In August, the California Republicans ousted their own Assembly leader Chad Mayes because he worked with Governor Jerry Brown on extending California’s Cap and Trade Program. Already fighting a steep hill battle in the bluest state and hemorrhaging voters, Mayes defended his decision as a necessary step to garner more Republican voters in a state that overwhelmingly backs legislation against global warming. His detractors claimed he betrayed the party’s position on taxation and overregulation. (There might also have been a between-the-line wink towards denying science.) In an act of retribution, Southern California conservative activist Joseph Turner published a blog post accusing Mayes of having an extra marital affair.
The party line is just as absolute with the Dems. So much so that you can’t even say anything nice about the other side, in particular about President Trump. In a speech in San Francisco, Senator Dianne Feinstein said: “The question is whether [Trump] can learn and change. If so, I believe he can be a good president.” Feinstein further said that people should be prepared for the president to serve out his full four-year term. The outcry was fast and furious, and Feinstein’s staff had to release a statement to clarify the senator’s remarks and to reinforce how “strongly critical” she has been of the president.
There was the usual, albeit more muted, complaints after the recent debt-ceiling deal President Trump made with Chuck Schumer and Nancy Pelosi. Still, the culture of shunning cooperation across the isle is the prevailing norm. The extreme factions of both sides have hijacked the agenda of government progress. They value obstruction over detente.
It’s not just evident in Washington and the state capitols. Among my own friends and acquaintances there is an oppose-no-matter-what attitude, especially when it comes to Donald Trump, whose vices are endlessly vilified while anything he does that might merit credit is ignored.
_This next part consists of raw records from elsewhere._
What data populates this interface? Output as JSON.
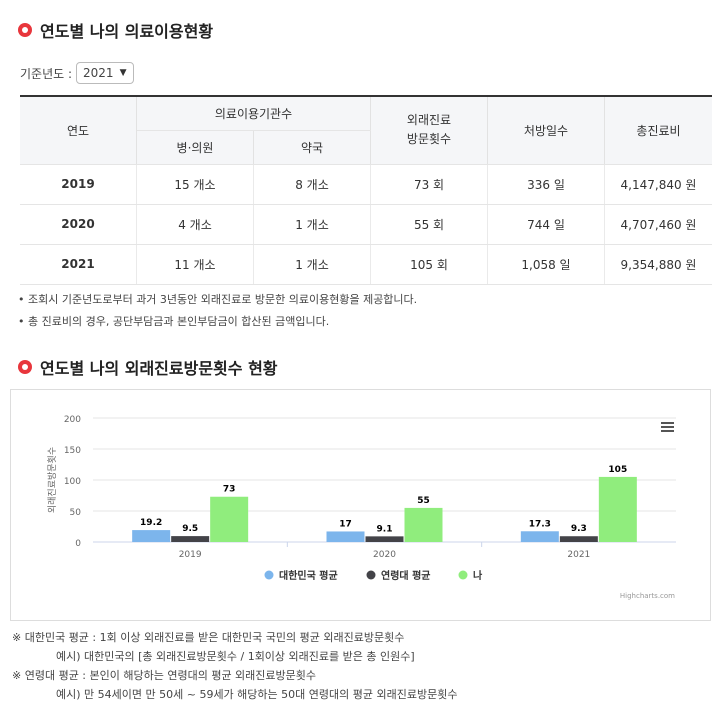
{
  "section1": {
    "title": "연도별 나의 의료이용현황"
  },
  "filter": {
    "label": "기준년도 :",
    "selected": "2021"
  },
  "table": {
    "headers": {
      "year": "연도",
      "institutions": "의료이용기관수",
      "hospital": "병·의원",
      "pharmacy": "약국",
      "outpatient": "외래진료\n방문횟수",
      "prescription_days": "처방일수",
      "total_cost": "총진료비"
    },
    "rows": [
      {
        "year": "2019",
        "hospital": "15 개소",
        "pharmacy": "8 개소",
        "outpatient": "73 회",
        "prescription_days": "336 일",
        "total_cost": "4,147,840 원"
      },
      {
        "year": "2020",
        "hospital": "4 개소",
        "pharmacy": "1 개소",
        "outpatient": "55 회",
        "prescription_days": "744 일",
        "total_cost": "4,707,460 원"
      },
      {
        "year": "2021",
        "hospital": "11 개소",
        "pharmacy": "1 개소",
        "outpatient": "105 회",
        "prescription_days": "1,058 일",
        "total_cost": "9,354,880 원"
      }
    ]
  },
  "notes": [
    "조회시 기준년도로부터 과거 3년동안 외래진료로 방문한 의료이용현황을 제공합니다.",
    "총 진료비의 경우, 공단부담금과 본인부담금이 합산된 금액입니다."
  ],
  "section2": {
    "title": "연도별 나의 외래진료방문횟수 현황"
  },
  "chart_data": {
    "type": "bar",
    "categories": [
      "2019",
      "2020",
      "2021"
    ],
    "series": [
      {
        "name": "대한민국 평균",
        "values": [
          19.2,
          17,
          17.3
        ],
        "color": "#7cb5ec"
      },
      {
        "name": "연령대 평균",
        "values": [
          9.5,
          9.1,
          9.3
        ],
        "color": "#434348"
      },
      {
        "name": "나",
        "values": [
          73,
          55,
          105
        ],
        "color": "#90ed7d"
      }
    ],
    "ylabel": "외래진료방문횟수",
    "ylim": [
      0,
      200
    ],
    "yticks": [
      0,
      50,
      100,
      150,
      200
    ],
    "grid": true,
    "legend_position": "bottom",
    "credit": "Highcharts.com",
    "menu_icon": "hamburger-menu-icon"
  },
  "footnotes": [
    "※ 대한민국 평균 : 1회 이상 외래진료를 받은 대한민국 국민의 평균 외래진료방문횟수",
    "예시) 대한민국의 [총 외래진료방문횟수 / 1회이상 외래진료를 받은 총 인원수]",
    "※ 연령대 평균 : 본인이 해당하는 연령대의 평균 외래진료방문횟수",
    "예시) 만 54세이면 만 50세 ~ 59세가 해당하는 50대 연령대의 평균 외래진료방문횟수"
  ]
}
I wholeheartedly believe that we should all condemn the misogynistic, racist, bigoted, and hateful things that he says and do. At the same time, I don’t think we have to disavow everything he does, especially if it turns out to be beneficial to everyone.
In a speech at the Dallas shooting memorial service last year, George W. Bush said, “Too often, we judge other groups by their worst examples, while judging ourselves by our best intentions. And this has stained our bonds of understanding and common purpose.”
Even if you don’t like Bush, his message is a good one. You don’t disqualify the message just because you don’t like the messenger. And you definitely don’t cut off your nose to spite your face, which is what the current political climate have us do. Compromise has been at the heart of the founding of this country. It is how we have always overcome our greatest challenges. It will be exactly how we change the current toxicity in politics and otherwise.